大手金融企業からも内定をいただいていたので、両親からはそちらを勧められました。当時の楽天は創業4年目、200人くらいの社員数です。しかもIT企業ですから、当時はよく分からない会社だと両親は思っていて大騒ぎになりました。

それでも私は「楽天でこういうキャリアを作っていきたいし、こういう会社だから安心してほしい」と言って楽天の記事や資料を見せ、機関投資家に説明するような感じでプレゼンをしました。

最後には「あなたがそう言うのなら頑張りなさい」と言ってもらえましたね。

1社目に入るまでの話を結構長くお話ししたのには訳があります。一人ひとりが男性や女性といった性別の枠や学歴の枠で語られるのではなく、現在のやる気や学びで判断してもらいたいと思っています。

社会全体の問題を変えるために株式会社ワーク・ライフバランスを創業

社会全体の問題を変えるために株式会社ワーク・ライフバランスを創業

 

――楽天で働いた後に、株式会社ワーク・ライフバランスを共同で創業されました。起業しようと思ったきっかけを教えてください。

当時、楽天も含めて同世代の優秀な人たちが30歳前後で転職することが増えていたんです。なぜだろう?と思って、いろいろな人に話を聞いてみました。そうすると、どうやら子どもができると「この会社では働き続けられない」と言って転職していることが見えてきたんです。

当時20代の私は体力もやる気もあったので、残業だっていくらでもどうぞという感じでしたけれど、いつまでこの働き方を続けられるかな? と考えたときに、今は楽天が大好きでも働きにくさを感じる日が来るかもしれない、と思ったんですね。そして、これは社会全体の問題だから、それに気づいてしまった私がその状況を変えていきたいと思ったんです。

それで、現在代表をしている小室と一緒に、2006年に株式会社ワーク・ライフバランスを設立しました。

 

――小室さんとは、どのようなきっかけで知り合ったのでしょうか?

彼女と私は企業は違いますが、IT業界でインターンをした先輩と後輩というつながりがありました。彼女のほうが3年先輩で、伝説のインターン生として有名だったんです。あるとき、勉強会がありました。そこで彼女が登壇者、私が聴講者として出会ったのが最初です。

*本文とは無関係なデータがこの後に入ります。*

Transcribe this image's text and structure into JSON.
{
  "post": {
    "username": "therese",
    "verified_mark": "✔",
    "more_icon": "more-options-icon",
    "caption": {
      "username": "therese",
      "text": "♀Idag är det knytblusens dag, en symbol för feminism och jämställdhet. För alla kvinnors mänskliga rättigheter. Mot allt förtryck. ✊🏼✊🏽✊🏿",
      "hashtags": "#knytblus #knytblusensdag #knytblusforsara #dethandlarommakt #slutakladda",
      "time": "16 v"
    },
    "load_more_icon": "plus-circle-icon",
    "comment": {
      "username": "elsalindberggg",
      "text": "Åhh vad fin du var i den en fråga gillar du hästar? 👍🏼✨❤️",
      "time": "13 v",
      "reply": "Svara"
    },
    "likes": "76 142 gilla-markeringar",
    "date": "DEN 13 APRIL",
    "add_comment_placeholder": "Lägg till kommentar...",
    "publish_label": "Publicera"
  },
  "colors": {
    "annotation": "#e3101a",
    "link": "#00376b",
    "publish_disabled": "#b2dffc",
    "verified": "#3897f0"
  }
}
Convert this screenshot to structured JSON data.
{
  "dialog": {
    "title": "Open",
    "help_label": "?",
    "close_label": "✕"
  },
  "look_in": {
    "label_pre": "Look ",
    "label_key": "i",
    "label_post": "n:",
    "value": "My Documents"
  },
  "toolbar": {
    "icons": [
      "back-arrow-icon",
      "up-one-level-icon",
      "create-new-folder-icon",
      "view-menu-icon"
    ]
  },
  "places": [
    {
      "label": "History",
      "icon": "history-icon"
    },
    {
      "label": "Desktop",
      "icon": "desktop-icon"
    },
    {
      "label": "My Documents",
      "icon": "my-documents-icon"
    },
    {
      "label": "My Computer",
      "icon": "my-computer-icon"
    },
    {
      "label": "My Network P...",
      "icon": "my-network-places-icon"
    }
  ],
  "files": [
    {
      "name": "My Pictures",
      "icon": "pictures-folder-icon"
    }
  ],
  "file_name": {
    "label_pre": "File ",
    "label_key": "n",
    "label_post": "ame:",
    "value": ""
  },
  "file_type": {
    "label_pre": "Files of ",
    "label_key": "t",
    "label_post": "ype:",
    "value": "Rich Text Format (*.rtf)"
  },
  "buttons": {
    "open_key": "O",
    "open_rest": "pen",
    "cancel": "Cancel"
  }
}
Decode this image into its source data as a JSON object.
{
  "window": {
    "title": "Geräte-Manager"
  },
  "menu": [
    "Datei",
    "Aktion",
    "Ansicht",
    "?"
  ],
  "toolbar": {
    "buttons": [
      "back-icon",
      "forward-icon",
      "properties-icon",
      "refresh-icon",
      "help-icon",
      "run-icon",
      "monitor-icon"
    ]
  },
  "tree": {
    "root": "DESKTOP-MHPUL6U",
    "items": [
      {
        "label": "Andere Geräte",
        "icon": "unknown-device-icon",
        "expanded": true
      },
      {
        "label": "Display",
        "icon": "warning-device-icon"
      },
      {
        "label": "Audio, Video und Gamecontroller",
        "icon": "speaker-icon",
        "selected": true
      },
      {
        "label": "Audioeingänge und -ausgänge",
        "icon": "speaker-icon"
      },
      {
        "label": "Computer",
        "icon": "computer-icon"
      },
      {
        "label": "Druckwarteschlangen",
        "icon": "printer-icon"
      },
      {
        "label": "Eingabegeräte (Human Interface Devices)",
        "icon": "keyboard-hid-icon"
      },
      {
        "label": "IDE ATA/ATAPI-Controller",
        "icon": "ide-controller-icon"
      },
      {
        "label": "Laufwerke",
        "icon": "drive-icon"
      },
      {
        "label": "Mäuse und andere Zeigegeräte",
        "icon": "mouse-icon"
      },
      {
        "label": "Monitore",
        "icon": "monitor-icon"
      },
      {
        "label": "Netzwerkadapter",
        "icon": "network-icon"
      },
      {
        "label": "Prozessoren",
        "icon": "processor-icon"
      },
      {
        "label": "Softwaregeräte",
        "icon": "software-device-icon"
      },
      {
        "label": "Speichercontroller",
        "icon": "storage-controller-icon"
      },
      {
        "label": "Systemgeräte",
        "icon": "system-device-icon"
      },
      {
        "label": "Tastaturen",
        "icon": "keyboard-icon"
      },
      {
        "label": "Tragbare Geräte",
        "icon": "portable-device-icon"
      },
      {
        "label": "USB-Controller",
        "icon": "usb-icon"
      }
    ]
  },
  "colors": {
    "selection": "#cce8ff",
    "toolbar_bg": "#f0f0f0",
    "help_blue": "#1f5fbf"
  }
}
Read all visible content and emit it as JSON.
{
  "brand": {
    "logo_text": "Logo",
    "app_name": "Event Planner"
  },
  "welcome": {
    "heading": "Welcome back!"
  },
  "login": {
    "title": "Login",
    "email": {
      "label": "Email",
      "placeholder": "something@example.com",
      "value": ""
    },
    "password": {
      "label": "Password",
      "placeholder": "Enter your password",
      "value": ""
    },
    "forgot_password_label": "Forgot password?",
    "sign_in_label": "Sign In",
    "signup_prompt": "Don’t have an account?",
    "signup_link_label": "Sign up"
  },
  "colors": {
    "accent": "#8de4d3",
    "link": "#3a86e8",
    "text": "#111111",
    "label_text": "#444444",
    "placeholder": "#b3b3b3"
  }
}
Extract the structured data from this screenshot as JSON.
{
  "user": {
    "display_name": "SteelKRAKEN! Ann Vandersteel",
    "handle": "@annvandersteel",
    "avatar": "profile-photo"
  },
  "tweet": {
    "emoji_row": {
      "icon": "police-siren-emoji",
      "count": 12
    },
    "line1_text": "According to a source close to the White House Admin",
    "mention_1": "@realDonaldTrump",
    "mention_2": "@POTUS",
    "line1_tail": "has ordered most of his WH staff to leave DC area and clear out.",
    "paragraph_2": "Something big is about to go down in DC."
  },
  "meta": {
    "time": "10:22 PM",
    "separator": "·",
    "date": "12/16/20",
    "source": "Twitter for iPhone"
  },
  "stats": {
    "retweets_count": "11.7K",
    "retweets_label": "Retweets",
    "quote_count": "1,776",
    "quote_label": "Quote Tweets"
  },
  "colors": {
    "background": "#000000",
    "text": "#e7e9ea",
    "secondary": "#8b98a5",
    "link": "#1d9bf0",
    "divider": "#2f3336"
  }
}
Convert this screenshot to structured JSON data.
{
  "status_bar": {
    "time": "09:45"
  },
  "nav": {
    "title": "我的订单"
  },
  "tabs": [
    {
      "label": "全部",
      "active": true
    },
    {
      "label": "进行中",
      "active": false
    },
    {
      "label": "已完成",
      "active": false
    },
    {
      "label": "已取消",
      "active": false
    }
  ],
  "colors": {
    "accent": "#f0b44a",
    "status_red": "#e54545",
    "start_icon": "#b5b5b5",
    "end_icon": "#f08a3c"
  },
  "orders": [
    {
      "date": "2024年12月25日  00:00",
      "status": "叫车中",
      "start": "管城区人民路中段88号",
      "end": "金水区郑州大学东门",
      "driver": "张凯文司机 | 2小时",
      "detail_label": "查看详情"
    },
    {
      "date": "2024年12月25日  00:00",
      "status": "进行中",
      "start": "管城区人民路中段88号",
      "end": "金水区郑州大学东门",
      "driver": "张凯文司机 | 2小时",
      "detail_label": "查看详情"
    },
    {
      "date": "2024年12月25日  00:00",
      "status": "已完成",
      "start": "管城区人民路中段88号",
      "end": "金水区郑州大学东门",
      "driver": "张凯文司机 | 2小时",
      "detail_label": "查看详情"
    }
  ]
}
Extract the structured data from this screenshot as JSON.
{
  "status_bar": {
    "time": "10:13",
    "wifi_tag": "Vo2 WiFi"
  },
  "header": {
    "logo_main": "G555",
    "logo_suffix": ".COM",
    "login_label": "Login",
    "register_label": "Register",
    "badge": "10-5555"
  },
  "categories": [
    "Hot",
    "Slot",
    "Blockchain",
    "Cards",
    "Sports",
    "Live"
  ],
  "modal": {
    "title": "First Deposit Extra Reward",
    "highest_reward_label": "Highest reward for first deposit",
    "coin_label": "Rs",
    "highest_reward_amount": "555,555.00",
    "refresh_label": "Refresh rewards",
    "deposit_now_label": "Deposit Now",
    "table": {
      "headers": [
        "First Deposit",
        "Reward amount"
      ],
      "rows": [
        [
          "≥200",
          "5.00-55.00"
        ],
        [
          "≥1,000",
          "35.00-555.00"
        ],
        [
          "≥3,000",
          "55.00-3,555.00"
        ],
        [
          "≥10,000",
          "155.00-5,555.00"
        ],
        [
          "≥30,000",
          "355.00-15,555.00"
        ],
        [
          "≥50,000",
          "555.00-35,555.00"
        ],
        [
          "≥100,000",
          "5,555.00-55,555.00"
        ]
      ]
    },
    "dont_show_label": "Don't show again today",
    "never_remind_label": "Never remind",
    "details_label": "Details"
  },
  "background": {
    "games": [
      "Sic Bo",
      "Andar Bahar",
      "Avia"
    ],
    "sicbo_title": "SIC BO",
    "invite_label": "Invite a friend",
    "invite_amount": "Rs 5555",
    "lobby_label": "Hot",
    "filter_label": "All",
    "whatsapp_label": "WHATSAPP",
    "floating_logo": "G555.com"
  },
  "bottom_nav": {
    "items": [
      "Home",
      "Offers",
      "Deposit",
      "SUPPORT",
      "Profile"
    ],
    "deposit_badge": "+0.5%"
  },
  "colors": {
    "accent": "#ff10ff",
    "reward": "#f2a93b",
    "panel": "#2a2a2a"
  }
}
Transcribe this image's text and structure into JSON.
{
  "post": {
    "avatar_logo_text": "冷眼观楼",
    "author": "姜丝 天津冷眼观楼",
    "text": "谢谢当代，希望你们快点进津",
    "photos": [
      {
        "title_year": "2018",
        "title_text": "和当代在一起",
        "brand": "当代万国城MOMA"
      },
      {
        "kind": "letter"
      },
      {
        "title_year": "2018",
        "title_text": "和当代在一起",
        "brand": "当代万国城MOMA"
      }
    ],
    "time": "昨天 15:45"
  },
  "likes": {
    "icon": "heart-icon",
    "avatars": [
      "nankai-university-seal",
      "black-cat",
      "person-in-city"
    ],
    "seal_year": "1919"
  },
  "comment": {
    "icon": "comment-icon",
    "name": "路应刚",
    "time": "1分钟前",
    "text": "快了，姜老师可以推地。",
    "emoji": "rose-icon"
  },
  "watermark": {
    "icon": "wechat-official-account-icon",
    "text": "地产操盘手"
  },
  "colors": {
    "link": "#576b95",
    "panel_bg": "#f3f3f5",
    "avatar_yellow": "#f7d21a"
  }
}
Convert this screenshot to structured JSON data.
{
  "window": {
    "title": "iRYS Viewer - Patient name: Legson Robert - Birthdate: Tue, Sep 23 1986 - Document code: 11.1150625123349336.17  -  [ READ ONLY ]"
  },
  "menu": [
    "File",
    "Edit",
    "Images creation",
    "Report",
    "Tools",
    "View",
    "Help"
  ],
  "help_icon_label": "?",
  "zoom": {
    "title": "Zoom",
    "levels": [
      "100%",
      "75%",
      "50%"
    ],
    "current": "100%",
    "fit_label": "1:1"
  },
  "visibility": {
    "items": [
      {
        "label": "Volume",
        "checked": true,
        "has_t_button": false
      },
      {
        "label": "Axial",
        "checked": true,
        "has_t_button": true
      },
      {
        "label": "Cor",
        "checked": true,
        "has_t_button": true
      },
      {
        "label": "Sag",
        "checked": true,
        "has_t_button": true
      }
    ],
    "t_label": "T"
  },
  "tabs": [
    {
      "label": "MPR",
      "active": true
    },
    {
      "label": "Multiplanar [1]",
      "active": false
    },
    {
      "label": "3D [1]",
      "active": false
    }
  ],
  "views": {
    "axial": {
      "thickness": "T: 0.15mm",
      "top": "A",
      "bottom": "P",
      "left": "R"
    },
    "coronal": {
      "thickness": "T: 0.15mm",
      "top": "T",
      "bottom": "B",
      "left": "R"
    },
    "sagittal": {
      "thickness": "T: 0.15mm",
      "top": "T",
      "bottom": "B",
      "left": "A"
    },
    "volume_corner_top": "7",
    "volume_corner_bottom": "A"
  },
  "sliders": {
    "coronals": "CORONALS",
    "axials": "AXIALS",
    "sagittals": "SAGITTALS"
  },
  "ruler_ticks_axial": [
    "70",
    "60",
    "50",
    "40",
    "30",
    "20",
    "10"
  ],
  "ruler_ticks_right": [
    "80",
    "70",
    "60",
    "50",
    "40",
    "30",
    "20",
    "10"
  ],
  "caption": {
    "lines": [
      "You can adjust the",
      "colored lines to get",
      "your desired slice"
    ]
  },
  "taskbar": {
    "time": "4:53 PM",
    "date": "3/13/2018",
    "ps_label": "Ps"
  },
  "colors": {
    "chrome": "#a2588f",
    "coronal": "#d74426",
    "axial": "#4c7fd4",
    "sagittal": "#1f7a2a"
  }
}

勉強会のときに「私、小室ファミリーっていうのをやっているんだけど、メンバー募集しているから、みんなよかったらどうぞ」と誘ってくれたんです。

 

――小室ファミリーってなんでしょう?

小室ファミリーというのは、小室が学生に無料でプレゼンスキルを伝授する集まりです。

小室ファミリーでは自分自身の社会課題とかをベースにプレゼン資料を作ったり、実際にプレゼンを小室の前でして、鬼フィードバックをもらうといったトレーニングの場がありました。でも私は、楽天のインターンが楽しすぎて1回も参加せず、幽霊部員でした(笑)。ただずっと、小室ファミリーのことが気になっていました。

その後、彼女が結婚するときに、ご主人が留学をするから1人で結婚式の準備をしなくてはいけない状態で、伴走してくれる人を小室ファミリーで募集していたんです。それに参加して半年くらい一緒に「結婚式プロジェクト」で動いていたときに、仕事の相性がいいことがわかりました。

当時「ミアマーノ」という女性7人の商品企画・コンサルティンググループを彼女がやっていたので、楽天に勤めながら商品企画をしていました。といっても、当時は副業禁止なので、お金はもらわずボランティアです。そこで仕事の相性をさらに確認して、上手くいきそうだと感じました。夜な夜な商品企画の話をすると、女性の目線みたいなものが話題に出ることがあるんですね。

自分自身が感じている憤りだとかをお互いにシェアしていく中で、ワークライフバランスという考え方やキャリアのことを話しました。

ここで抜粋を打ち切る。